Rep. Gilbert Cisneros (C) meets with voters during his campaign for the United States House of Representatives to represent California’s 39th congressional district in the 2018 midterm elections, in Rowland Heights, California.
Mark Ralston/AFP/Getty Images

A few House races in 2018 could offer blueprints for candidates trying to connect with a wide-ranging Asian American audience. The lesson, Baik says, is targeted outreach.

That, in part, was how first-term Rep. Gil Cisneros won California’s 39th Congressional District, beating out California Assembly member Young Kim by a very narrow margin. Roughly a third of voters in the district are Asian American, representing a diverse array of backgrounds, and his campaign was able to successfully turn out a high number of them.

“You have Chinese, you have Taiwanese, you have Filipino, you have Korean American. And each of those communities have their own issues they would grapple with,” says Cisneros’s former campaign manager and now chief of staff, Nic Jordan.
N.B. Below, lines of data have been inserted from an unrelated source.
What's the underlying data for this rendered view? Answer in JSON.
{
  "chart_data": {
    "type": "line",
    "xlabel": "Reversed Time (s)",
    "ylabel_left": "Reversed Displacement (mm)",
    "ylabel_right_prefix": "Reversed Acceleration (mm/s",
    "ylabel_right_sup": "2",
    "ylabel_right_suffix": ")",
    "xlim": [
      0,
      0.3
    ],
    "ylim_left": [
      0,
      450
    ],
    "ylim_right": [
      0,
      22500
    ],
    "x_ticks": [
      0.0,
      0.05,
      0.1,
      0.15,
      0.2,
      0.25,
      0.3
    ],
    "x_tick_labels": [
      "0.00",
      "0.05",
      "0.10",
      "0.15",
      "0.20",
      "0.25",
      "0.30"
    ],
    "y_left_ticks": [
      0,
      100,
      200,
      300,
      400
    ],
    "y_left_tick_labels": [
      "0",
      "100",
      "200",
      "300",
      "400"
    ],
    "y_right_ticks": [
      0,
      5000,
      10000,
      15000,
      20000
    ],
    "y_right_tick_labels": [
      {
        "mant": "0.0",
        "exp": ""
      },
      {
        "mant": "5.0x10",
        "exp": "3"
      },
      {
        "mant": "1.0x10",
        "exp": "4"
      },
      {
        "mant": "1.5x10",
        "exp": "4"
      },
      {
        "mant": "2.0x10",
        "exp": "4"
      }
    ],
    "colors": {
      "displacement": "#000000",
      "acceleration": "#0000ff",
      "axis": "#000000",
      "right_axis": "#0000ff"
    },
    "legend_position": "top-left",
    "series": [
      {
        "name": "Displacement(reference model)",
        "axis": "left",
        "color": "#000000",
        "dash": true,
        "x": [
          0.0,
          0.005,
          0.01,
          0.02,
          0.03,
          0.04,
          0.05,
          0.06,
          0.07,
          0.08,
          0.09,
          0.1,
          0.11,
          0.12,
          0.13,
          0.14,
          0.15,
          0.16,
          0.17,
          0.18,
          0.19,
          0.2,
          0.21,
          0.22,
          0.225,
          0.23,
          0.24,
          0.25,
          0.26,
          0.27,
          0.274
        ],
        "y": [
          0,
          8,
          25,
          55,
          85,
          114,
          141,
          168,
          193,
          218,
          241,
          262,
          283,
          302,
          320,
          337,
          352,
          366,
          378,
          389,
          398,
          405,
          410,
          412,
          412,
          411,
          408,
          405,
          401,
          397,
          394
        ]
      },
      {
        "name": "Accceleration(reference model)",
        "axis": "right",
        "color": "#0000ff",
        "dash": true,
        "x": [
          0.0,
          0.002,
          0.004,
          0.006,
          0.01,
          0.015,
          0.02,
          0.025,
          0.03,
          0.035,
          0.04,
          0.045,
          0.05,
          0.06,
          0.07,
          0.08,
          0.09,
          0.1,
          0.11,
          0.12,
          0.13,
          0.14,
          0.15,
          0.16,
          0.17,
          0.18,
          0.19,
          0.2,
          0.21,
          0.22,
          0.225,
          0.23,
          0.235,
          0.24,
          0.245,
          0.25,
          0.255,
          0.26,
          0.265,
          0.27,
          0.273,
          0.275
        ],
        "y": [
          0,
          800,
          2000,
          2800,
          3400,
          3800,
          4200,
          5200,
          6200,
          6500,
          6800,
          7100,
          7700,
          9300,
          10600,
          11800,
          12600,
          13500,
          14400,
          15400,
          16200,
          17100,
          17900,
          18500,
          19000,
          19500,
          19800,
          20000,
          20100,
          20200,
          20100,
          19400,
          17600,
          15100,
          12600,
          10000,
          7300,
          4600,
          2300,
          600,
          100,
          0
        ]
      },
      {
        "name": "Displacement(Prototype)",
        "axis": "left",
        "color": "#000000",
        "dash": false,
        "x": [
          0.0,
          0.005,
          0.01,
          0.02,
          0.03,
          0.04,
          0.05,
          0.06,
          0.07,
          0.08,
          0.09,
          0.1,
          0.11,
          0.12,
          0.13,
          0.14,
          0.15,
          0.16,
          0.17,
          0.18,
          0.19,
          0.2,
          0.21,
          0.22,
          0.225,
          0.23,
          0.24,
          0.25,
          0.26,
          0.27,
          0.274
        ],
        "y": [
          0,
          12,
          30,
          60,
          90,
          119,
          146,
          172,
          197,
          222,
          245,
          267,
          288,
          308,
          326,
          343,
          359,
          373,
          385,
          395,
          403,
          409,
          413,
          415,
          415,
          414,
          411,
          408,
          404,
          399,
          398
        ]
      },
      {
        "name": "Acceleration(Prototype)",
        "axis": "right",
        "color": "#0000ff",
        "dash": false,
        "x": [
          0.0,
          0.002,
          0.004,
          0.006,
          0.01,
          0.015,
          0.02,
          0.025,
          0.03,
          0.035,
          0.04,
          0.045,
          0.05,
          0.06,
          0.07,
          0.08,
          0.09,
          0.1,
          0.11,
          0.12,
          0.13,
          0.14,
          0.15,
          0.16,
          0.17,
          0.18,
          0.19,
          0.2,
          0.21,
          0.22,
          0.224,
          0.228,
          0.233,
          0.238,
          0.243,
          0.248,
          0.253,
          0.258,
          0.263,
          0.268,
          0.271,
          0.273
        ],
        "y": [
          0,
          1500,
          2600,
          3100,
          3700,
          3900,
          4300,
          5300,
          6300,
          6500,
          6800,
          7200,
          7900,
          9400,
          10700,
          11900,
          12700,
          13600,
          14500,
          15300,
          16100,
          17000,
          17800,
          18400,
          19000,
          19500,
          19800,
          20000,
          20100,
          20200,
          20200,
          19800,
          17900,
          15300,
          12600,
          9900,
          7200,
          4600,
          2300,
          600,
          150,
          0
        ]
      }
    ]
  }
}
Jordan helped build a strategy that would target each of these voting groups, which relied heavily on developing campaign materials in different languages, while using key social media platforms that are popular with Chinese and Korean Americans such as WeChat and KakaoTalk. The campaign also took out ads in publications that are well-known among members of the Asian community, including World Journal, a Chinese-language newspaper.

“We had a physical staffer who could talk to each of those communities,” he said. “I think the biggest barrier is that you need someone who is fluent and can write. It’s all in-language.”

Several states away, Sri Kulkarni’s campaign was using similar methods to reach out to members of Texas’s 22nd Congressional District. These efforts were inspired by the campaign’s diverse volunteer network and staff, says staffer Ali Hasanali. Kulkarni’s campaign wound up reaching constituents in 16 languages.

Both saw marked results.

In Kulkarni’s case, 28 percent of Asian voters participated in the Democratic primary in 2018, compared to just 6 percent in 2014.

Both Jordan and Hasanali offered similar advice for candidates seeking to mobilize Asian American voters in 2020: put in the time to connect with the community in the places and platforms that they frequented most.

“A top-down approach to something like this is very difficult because every local community is different,” Hasanali says.

“Don’t take them for granted,” Jordan says. “Spend the money on translations, hire a diverse staff that could talk to them, make the investments like any campaign.”

The two campaigns both brought in more voters who may have been less engaged in elections in the past, and sought out potential swing voters. As Allen Chen, Cisneros’s director of Asian American outreach, told the Los Angeles Times, the campaign’s outreach was the first time many voters had ever heard directly from a political candidate.

Replicating those efforts across the country in 2020 could lead to gains for Democrats, and key wins from an electoral perspective. It could also mean more Asian American involvement in politics as a whole, a major victory from a civic one.